Other issue is that things move fast and break, you are not sure that 3 months old tutorial will work in present.
Edit: I know I can and I did grabbed node and npm outside the repositories, but you do not see this issue with other languages where I must install latest stuff to get most libraries working.
Yeah but on Node.js, Express has been the de facto framework of choice for building REST APIs for over 6 years. The JS fatigue phenomenon was mostly on the front end, and even that has basically settled down as people have rallied around React, Angular and Vue.
I’m not calling out JS or elixir communities by any means here. I just want to mention that a big part of the “JavaScript Fatigue” is the amount of overlapping libraries that all do the same thing and it isn’t always straightforward to figure out which one is better - and this happens with so many packages it would be impossible to do it with all of them. Just look up “isArray” (which I wish where just not showing up in libs at this point. It’s a built in in both node and the browser now) and you get 102 packages that are very similar but will clearly vary in implementation and quality.
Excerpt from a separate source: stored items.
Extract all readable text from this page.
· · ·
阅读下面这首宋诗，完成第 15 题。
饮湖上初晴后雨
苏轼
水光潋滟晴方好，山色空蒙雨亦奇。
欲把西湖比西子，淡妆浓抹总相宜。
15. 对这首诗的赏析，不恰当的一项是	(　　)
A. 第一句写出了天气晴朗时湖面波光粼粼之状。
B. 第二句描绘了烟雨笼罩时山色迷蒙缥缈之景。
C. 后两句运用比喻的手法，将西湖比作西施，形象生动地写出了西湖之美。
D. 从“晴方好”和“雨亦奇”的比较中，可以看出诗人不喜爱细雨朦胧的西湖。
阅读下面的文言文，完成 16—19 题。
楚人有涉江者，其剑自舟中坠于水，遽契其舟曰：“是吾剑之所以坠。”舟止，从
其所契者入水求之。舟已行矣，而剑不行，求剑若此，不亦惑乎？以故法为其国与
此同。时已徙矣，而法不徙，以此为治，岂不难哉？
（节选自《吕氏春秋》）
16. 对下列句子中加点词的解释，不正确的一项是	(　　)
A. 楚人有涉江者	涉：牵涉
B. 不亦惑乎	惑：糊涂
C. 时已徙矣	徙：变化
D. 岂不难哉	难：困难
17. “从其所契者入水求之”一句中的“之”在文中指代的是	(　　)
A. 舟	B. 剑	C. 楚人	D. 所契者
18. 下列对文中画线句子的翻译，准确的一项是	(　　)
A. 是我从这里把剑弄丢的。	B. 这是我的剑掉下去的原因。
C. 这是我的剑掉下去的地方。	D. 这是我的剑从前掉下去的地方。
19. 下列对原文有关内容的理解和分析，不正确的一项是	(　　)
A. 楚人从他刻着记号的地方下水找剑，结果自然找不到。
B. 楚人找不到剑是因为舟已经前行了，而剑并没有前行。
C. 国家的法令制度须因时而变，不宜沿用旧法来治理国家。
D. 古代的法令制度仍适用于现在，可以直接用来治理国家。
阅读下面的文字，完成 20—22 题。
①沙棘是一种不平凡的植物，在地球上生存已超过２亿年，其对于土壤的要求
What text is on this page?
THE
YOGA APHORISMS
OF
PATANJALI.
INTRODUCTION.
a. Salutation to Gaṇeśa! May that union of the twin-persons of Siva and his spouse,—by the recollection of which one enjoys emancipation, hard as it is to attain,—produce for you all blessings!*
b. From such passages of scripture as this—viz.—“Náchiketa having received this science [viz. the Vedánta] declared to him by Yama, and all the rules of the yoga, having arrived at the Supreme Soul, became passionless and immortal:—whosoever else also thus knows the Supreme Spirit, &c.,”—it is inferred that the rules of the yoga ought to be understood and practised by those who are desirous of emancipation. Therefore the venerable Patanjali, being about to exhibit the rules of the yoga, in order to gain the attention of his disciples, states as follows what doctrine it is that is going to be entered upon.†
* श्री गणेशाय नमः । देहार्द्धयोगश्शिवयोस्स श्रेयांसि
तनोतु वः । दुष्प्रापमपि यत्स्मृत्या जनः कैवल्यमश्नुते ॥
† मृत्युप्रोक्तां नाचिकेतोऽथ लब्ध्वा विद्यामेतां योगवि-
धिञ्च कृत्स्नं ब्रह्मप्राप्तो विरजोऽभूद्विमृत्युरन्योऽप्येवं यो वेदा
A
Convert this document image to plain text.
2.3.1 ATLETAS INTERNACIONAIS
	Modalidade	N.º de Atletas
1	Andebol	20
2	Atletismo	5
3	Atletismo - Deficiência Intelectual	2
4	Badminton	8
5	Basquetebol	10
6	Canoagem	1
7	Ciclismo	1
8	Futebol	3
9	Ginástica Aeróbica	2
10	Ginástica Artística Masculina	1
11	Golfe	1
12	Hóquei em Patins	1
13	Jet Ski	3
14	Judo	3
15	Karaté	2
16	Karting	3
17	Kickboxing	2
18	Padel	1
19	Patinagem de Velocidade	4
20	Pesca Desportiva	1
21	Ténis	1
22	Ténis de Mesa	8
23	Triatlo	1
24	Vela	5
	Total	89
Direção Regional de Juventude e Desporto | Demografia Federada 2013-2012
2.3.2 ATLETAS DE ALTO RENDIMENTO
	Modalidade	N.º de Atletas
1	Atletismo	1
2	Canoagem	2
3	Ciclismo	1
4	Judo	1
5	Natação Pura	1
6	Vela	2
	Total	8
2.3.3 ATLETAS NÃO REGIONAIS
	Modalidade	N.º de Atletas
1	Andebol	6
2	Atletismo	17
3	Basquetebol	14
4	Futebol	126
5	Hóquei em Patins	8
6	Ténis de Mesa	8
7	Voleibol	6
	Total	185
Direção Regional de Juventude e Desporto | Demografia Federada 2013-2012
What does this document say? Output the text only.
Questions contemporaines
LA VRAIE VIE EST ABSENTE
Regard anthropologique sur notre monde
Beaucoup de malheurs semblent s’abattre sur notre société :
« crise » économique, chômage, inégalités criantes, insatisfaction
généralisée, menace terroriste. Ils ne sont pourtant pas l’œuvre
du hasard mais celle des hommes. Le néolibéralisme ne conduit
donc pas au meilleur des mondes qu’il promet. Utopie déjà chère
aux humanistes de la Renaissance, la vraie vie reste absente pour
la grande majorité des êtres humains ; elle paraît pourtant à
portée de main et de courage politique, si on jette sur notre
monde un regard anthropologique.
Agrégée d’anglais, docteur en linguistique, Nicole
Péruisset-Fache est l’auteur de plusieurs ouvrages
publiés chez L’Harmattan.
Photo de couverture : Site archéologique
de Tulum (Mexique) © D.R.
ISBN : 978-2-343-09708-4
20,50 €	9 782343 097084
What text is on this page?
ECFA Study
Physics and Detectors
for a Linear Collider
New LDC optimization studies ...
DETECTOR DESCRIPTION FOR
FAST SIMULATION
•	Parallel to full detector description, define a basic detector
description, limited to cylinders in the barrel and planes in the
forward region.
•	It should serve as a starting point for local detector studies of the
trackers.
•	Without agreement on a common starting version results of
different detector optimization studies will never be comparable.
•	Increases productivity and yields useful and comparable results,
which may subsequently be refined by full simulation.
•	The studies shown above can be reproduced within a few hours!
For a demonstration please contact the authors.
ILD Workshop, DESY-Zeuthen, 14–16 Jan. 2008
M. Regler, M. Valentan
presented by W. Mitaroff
Where as something like the Python community or Rust community (where I have had more experience) I have always found that even if there are packages that do the same thing, there usually aren’t nearly as many duplicates and often times the community has done a better job communicating the value of many of the packages. There is just less confusion around the whole thing
I have also found there to be relatively little overlap between the big packages, in my experience
It's no more difficult than choosing an app in the app store. You go on NPM, you look at the download count, you look at the feature set, you install and then move on with your day. JS is a vast and very open ecosystem so duplication is inevitable.
There is no connection, at all, between a language being interpreted and it being error-prone to write or run. You either mean something else or are mistaken.
I'm curious what frontend problems you have solved to be able to know that this is ridiculous and have to start a personal assault against the author of this comment?
they seem to be focusable with tab navigation, but there is no indication (dashed outline) of which element is selected. I was able to tab through and toggle the switches with the spacebar in Firefox.